>Gloom everywhere in the car industry. Chrysler is going for a song to Fiat… and GM is going, well, bust – in a carefully managed, politically sensitive sort of way. And it’s not much better in Europe. Sales of new cars across Europe fell by 9% in March 2009 compared with a year ago, according to the European Automobile Manufacturers’ Association.

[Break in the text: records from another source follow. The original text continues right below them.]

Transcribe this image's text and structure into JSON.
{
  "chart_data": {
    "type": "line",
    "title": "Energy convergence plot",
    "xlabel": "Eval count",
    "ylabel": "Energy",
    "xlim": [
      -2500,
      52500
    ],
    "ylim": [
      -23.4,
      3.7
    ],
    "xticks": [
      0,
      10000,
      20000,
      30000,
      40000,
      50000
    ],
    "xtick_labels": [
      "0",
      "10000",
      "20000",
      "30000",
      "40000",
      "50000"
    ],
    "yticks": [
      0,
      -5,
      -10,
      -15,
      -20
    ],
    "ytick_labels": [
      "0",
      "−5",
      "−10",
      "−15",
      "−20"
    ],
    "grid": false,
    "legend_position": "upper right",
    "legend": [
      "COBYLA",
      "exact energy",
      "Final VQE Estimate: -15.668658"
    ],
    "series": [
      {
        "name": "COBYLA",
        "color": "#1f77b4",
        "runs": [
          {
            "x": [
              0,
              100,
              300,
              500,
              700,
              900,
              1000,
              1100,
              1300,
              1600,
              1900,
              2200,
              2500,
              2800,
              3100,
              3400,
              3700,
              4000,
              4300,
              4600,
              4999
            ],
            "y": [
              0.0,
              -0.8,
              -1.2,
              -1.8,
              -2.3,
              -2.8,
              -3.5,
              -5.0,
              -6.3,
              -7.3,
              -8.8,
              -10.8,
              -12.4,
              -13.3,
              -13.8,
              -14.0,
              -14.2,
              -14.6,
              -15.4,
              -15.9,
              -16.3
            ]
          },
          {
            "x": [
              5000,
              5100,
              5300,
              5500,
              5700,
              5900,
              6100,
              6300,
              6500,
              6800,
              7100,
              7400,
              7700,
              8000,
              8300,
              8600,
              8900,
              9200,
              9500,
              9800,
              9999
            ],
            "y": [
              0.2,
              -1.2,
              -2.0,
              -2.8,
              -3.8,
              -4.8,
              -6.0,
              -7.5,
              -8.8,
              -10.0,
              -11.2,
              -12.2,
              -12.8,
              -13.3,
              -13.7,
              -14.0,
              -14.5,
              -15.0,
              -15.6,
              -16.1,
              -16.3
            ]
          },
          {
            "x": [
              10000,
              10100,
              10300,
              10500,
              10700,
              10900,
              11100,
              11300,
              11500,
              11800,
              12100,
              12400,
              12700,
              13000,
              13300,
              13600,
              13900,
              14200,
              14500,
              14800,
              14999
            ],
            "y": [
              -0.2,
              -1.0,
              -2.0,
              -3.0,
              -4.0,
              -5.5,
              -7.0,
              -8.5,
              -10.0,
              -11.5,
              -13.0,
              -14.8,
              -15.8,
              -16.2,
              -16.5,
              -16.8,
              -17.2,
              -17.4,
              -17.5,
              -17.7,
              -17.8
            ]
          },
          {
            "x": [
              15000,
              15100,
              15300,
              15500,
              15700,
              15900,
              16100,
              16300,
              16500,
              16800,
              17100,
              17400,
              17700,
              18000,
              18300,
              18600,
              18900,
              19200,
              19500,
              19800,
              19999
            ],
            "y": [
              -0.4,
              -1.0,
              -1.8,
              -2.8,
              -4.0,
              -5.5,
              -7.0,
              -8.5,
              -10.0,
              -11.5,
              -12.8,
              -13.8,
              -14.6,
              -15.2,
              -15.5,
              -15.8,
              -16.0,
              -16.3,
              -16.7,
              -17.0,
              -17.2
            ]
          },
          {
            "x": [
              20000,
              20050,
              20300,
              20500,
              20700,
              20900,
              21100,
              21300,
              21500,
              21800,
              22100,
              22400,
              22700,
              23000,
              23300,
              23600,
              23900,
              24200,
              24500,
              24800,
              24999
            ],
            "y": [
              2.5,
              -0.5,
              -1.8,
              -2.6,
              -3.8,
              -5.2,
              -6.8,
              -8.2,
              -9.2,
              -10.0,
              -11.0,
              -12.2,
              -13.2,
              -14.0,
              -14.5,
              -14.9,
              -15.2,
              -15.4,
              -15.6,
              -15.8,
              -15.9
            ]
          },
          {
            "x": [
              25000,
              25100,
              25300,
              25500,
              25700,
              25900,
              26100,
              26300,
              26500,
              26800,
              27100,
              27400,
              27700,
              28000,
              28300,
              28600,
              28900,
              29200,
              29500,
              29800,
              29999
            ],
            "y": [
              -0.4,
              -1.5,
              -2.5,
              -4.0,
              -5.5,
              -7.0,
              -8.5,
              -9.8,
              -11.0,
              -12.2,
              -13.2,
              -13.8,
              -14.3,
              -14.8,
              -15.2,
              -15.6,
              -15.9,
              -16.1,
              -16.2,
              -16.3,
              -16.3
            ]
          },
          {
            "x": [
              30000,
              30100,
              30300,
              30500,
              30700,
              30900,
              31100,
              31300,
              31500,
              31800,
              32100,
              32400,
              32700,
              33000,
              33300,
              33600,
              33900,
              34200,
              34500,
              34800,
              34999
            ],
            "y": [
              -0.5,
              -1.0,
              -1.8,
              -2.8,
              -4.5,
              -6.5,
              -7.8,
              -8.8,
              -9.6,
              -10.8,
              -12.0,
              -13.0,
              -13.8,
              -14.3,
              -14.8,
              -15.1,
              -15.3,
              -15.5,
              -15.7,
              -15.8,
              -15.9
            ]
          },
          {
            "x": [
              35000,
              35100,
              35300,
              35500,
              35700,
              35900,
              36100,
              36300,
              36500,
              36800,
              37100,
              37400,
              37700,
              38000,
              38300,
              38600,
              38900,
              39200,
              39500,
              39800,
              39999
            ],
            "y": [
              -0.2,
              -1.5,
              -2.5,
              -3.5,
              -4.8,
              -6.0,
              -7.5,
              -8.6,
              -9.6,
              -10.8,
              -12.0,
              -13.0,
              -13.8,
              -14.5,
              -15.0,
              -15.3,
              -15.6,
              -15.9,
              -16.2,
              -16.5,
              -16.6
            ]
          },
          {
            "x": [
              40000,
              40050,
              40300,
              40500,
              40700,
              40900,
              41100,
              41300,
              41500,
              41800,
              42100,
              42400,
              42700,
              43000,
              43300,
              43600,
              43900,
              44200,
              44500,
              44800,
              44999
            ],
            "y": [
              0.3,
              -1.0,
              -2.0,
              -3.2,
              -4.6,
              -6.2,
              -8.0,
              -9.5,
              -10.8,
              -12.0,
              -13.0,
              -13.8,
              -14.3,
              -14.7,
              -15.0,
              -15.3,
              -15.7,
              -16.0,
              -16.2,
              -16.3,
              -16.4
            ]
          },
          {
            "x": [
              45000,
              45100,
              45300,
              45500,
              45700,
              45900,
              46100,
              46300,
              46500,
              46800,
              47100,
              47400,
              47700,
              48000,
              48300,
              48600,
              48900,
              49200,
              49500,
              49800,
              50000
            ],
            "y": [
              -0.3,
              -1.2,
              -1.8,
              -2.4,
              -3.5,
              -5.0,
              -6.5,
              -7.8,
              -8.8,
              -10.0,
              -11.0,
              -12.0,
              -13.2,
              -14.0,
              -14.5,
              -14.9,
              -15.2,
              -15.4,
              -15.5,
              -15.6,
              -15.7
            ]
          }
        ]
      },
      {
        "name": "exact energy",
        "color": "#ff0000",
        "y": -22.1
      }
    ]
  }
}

>Teufel! The car in front is a Toyota
But wait, what’s this? In Germany, Europe’s largest car market, sales are actually up – and by an astonishing 40% last month. The reason for this anomaly is not hard to fathom. It’s called scrappage, which means the state doles out cash (€2,500 in Germany) if you exchange your old banger for a new, or near-new, vehicle. Wunderbar! Let’s all have more of it. Even at this moment Alistair Darling is preparing a parallel scheme for the Budget, and Gordon Brown has as usual gone overboard by promising to save the consumer – if not the world – £5,000 on the cost of a new electric car. Never mind that these vehicles are, to date, technically inadequate for most daily usage.
Before getting over-excited let’s take a closer look at the German scheme, for all is not what it seems. Yes, car sales have soared. But have the German car marques – BMW, Mercedes, Porsche, Audi and VW – been the main beneficiaries? No they have not. Not many of their models, even in nearly new condition, are priced under €10,000. The cars in front are foreign-owned Toyota, Nissan and Honda. So much for propping up the German car-manufacturing sector.
It’s no wonder Sarko thinks German chancellor Angela Merkel “doesn’t get it”.